Institutions played an important role in most 19th century rural communities. In 1881 a small frame schoolhouse was opened. The attractive little building was painted red with white trim and had large windows on each side. It was adorned with two porches and a bell tower. Inside were two rows of desks and maps on the wall. The first teacher, Annie Moon, boarded with the John James Noble family. Attendance ranged from 30 to 45.

Although records show there was a Methodist church in the area, the pride and joy of Essonville was the Anglican Church, built in 1888. Christ Church, the first church to be built in Monmouth Township, was a wooden frame country church with stained glass windows, a small bell tower on top and a cemetery on the church grounds.
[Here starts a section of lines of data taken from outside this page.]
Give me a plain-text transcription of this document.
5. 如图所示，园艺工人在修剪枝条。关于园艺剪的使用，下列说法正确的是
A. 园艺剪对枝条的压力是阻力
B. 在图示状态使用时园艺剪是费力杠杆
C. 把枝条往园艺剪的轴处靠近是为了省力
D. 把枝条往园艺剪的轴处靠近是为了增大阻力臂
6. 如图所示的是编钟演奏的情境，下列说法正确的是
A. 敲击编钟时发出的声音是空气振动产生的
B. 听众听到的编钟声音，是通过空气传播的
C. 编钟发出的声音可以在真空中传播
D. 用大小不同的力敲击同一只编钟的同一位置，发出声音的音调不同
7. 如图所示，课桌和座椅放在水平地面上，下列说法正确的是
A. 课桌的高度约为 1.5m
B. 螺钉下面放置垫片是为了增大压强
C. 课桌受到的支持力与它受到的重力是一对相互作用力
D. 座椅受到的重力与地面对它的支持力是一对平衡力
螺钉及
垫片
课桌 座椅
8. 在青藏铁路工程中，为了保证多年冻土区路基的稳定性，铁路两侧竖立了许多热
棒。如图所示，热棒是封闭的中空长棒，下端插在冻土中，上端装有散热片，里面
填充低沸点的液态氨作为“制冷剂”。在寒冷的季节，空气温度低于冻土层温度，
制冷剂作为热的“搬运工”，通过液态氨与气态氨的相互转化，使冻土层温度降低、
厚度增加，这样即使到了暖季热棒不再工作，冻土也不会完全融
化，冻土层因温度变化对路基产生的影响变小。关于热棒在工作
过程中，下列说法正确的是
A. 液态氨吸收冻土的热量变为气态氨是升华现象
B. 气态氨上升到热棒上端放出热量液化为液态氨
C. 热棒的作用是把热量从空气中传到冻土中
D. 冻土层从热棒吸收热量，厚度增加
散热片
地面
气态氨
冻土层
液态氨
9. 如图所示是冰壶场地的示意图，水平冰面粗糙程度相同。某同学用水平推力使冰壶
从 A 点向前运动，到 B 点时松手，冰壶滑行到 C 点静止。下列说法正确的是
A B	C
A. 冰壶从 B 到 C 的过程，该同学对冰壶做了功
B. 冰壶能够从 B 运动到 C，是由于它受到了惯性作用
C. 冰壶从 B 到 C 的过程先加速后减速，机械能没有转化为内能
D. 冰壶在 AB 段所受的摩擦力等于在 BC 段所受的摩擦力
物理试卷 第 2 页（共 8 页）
In addition to the church, Essonville contained both a manse and a separate log building, located east of the church, where Sunday school classes were held. The Sunday school building was shared with the Orange Lodge, LOL 1114, until 1909 when the lodge moved to Wilberforce. Howard Maguire, who took over as postmaster in 1894, and also served as reeve in 1906-07, was Grand Master of the LOL. He rarely missed a meeting. The post office was taken over by his son, following his death in 1918.

Essonville's residents were active in both their community and in township politics. Although Essonville was always a small place, over the years it managed to produce three reeves including the aforementioned Howard Maguire, Gerald Finley, who served from 1941 to 47 and James McCrea, Essonville's last postmaster, who served from 1956 to 60.

Essonville never grew beyond a farming hamlet. Commercial activities were very limited. By the early 20th century most of the men earned their living by farming or working in the logging camps. The school remained open until 1965 and the post office until 1966.

Although the church is now closed, it has been designated as a historic site by the township and remains well maintained. One memorial service is held annually. The Anglican cemetery is no longer in use however the large Essonville Pioneer Cemetery, situated across the road from the church, continues to expand. Other than the church, cemetery and a few residences, nothing else remains of the little hamlet.